Mi permetto di dire che le proposte del Pd di tassare con modeste e transitorie maggiorazioni i redditi al di sopra dei 120mila euro potrebbe fornire le risorse necessarie, insieme a provvedimenti anti-evasione che Visco aveva adottato e Tremonti smobilitato.

Post Scriptum. Non ho parlato di Silvio Berlusconi ma una cosa va ricordata. Il cardinale Bagnasco, nel discorso con il quale ieri ha chiuso la riunione della Conferenza episcopale italiana ha detto che la classe dirigente dovrebbe esser d'esempio educativo alle giovani generazioni con i suoi pensieri, i suoi comportamenti e lo stile di vita ed ha lamentato che ciò non stia avvenendo.

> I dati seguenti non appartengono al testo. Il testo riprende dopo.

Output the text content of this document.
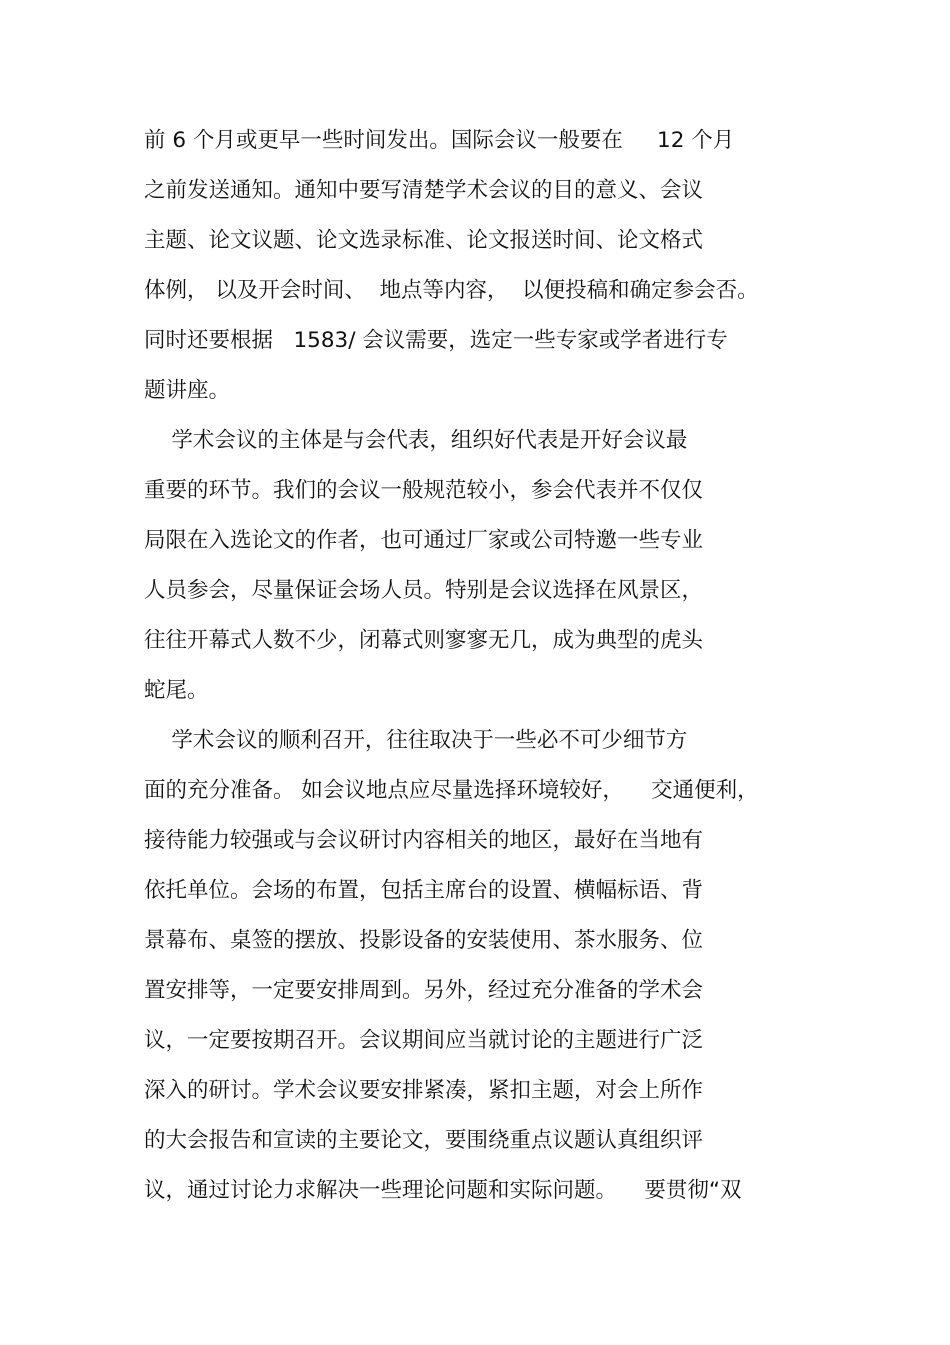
前 6 个月或更早一些时间发出。国际会议一般要在     12 个月
之前发送通知。通知中要写清楚学术会议的目的意义、会议
主题、论文议题、论文选录标准、论文报送时间、论文格式
体例， 以及开会时间、  地点等内容，  以便投稿和确定参会否。
同时还要根据   1583/ 会议需要，选定一些专家或学者进行专
题讲座。
学术会议的主体是与会代表，组织好代表是开好会议最
重要的环节。我们的会议一般规范较小，参会代表并不仅仅
局限在入选论文的作者，也可通过厂家或公司特邀一些专业
人员参会，尽量保证会场人员。特别是会议选择在风景区，
往往开幕式人数不少，闭幕式则寥寥无几，成为典型的虎头
蛇尾。
学术会议的顺利召开，往往取决于一些必不可少细节方
面的充分准备。 如会议地点应尽量选择环境较好，    交通便利，
接待能力较强或与会议研讨内容相关的地区，最好在当地有
依托单位。会场的布置，包括主席台的设置、横幅标语、背
景幕布、桌签的摆放、投影设备的安装使用、茶水服务、位
置安排等，一定要安排周到。另外，经过充分准备的学术会
议，一定要按期召开。会议期间应当就讨论的主题进行广泛
深入的研讨。学术会议要安排紧凑，紧扣主题，对会上所作
的大会报告和宣读的主要论文，要围绕重点议题认真组织评
议，通过讨论力求解决一些理论问题和实际问题。    要贯彻“双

Dargli torto mi sembra difficile. Berlusconi ha definito "berlusconiana" la relazione di Draghi; allo stesso titolo potrebbe definire "berlusconiano" l'incitamento di Bagnasco a comportamenti educativi. Ed avrebbe potuto definire "berlusconiane" anche le parole di Franceschini sempre in proposito dei valori educativi da trasmettere ai giovani. Io spero che il premier definisca "berlusconiane" anche queste mie riflessioni se avrà avuto il tempo e la voglia di leggerle. Ne sarei molto compiaciuto. Come ha detto recentemente Roberto Benigni: lei è un mito, presidente, e i miti più si allontanano e più grandeggiano. Perciò si allontani, per il bene suo e del paese.